In the future, we will pay closer attention to the expression level of NarI and NarZ to see whether their expression levels are affected by the over-expressed NarP. If the answer is yes, we will design correlated siRNA sequences targeting the nitrate reductases and perform RNAi. To tackle this issue, we plan to inhibit the expression of these nitrate reductases by applying RNAi, which can specifically induce the degradation of target mRNA and silence their corresponding genes.

In previous studies, we found that the expression level of NirB in E. coli was consistently relatively low, and the expression level of NirB in E. coli transformed with narP gene was not significantly higher than that before the transformation.

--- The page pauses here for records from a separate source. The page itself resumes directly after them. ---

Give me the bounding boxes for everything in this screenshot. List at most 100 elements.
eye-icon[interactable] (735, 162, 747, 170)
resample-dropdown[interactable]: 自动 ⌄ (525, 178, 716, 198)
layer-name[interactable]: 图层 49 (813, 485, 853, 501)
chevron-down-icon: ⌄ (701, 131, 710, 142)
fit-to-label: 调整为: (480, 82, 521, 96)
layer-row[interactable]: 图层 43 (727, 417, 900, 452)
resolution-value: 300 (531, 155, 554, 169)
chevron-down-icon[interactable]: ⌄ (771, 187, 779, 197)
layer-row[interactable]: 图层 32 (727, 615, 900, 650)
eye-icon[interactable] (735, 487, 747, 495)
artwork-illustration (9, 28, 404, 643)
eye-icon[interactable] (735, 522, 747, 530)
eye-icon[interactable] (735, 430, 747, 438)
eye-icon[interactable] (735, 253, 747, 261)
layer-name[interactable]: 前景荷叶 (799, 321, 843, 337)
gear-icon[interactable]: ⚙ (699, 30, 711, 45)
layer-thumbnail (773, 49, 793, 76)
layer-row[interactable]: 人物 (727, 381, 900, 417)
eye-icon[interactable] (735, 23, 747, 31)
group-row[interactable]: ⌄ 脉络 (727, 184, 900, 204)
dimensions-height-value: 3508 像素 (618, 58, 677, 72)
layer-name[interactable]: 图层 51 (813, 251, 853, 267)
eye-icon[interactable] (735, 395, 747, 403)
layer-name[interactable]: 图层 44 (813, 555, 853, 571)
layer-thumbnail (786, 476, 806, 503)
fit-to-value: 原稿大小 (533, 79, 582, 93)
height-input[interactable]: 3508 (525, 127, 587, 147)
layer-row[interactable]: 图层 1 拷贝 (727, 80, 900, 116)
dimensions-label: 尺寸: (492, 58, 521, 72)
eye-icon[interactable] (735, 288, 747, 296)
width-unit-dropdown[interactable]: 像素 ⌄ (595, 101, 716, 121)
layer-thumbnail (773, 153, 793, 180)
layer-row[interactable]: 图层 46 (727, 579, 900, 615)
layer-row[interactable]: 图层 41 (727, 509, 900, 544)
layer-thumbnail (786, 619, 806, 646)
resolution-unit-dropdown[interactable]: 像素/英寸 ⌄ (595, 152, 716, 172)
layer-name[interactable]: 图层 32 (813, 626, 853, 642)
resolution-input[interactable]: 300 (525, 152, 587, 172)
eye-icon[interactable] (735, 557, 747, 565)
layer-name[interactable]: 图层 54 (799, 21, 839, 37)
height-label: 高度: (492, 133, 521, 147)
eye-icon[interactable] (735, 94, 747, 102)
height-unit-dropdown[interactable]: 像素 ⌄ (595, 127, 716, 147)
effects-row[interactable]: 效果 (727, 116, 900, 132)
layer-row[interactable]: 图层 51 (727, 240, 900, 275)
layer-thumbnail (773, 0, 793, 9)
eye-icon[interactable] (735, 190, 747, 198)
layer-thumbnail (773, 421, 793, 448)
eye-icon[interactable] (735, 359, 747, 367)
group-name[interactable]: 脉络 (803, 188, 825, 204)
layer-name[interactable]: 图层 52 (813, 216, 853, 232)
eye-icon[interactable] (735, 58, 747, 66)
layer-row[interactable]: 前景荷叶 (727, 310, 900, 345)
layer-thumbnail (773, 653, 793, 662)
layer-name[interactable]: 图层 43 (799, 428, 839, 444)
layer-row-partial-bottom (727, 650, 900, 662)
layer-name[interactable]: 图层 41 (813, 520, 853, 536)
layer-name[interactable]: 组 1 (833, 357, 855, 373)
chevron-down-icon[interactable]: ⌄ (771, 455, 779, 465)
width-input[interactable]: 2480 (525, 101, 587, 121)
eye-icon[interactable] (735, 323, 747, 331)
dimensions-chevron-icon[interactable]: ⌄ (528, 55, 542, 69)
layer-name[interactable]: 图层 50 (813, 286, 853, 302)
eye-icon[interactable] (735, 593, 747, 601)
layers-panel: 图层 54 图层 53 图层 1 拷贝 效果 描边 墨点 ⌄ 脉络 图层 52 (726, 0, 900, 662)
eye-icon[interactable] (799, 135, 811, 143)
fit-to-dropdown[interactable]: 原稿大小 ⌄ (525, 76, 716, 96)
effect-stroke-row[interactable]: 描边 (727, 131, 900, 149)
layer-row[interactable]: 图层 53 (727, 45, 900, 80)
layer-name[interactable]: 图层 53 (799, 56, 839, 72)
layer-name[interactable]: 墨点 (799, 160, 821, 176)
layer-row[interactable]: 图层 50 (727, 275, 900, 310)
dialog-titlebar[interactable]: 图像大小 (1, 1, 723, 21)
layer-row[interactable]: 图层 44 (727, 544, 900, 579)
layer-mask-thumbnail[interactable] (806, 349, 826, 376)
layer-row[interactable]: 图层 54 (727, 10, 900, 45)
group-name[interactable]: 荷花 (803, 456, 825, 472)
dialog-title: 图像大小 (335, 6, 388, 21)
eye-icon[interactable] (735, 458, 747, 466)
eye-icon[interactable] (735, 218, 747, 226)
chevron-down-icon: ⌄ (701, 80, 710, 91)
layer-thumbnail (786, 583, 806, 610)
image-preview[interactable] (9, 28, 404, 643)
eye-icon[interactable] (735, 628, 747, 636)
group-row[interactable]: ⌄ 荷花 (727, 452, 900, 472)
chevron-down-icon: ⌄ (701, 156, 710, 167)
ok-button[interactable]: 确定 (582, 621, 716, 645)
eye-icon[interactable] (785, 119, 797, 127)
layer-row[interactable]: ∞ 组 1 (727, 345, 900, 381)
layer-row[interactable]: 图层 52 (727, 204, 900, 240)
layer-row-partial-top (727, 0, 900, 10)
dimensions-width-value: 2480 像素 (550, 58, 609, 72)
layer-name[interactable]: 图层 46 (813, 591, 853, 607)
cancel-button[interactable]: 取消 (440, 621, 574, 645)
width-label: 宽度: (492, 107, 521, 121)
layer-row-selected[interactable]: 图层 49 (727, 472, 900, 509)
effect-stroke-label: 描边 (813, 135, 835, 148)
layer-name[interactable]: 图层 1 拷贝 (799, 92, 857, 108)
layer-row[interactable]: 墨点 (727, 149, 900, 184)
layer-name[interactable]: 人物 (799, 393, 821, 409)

We were very puzzled by this, and after repeated tests to determine that there was no severe error in the experimental operation, we thought that some regulatory mechanism endogenous to E. coli reduced the expression level of NirB. We believe that bacterial small RNA (sRNA) may play an important role in this. sRNA regulators act through base pairing with RNAs, usually modulating the translation and stability of mRNAs. The majority of these sRNAs regulate responses to changes in environmental conditions.

To prove our hypothesis, we searched and performed a blast-based phylogenetic analysis in sRNATarBase (A comprehensive database of bacterial sRNA targets verified by experiments). Finally, we found that an sRNA named ryhB can bind to mRNA encoding nirB, thereby inhibiting translation, then reduce the expression level of nirB. In order to ensure the accuracy of this result, we also consulted a large number of pieces of literature and finally found that there are experimental results that the binding of ryhB to nirB mRNA can significantly inhibit the expression of the modified protein.

Based on the above, we plan to try the expression of ryhB in E. coli in future experiments by including but not limited to CRISPR-CAS knockout or down-regulation of the gene encoding ryhB and binding it with molecules such as peptide nucleic acids that can specifically bind to ryhB level, and thus the expression level of nirB.

Figure 4 Secondary structure of RyhB predicted by RNA fold

First, the sensitivity of our potentiostat has to be further improved to meet our detection requirements. The current detection limit of our potentiostat could reach the order of 10-3, however, 10-4 to 10-5 would be ideal. Therefore, to meet the requirement to apply our electrochemical station to wider application fields, more effort has to be devoted to improving its sensitivity performance. Second, the cell lysates and contents may have interfered with our nitrite detection, as although the result shows a positive linear relationship between the nitrite concentration in the sample solution and the peak value of the current response, the range of response variation is too small, indicating that our sensor needs further improvement in the detection sensitivity. In our future study, more work will be done to avoid the interference in our detection process.

6. Human Practices

In response to our expectation for this project, providing a real-time and easy-operative nitrite monitor that is reachable for every common people, integrated human practices are scheduled for a better application prospect. Specifically speaking, we will communicate with customers, cafeterias, environmental monitoring, and medical testing companies, which correspondingly represent our product's three main target customers to investigate the market demand. After we finish manufacturing, we will invite them to test our nitrisensor and collect their feedback for refinement. We will also visit testing companies and manufacturers for a more profound understanding of nitrite detection and cooperate with them to produce the nitrisensor in a large-scale.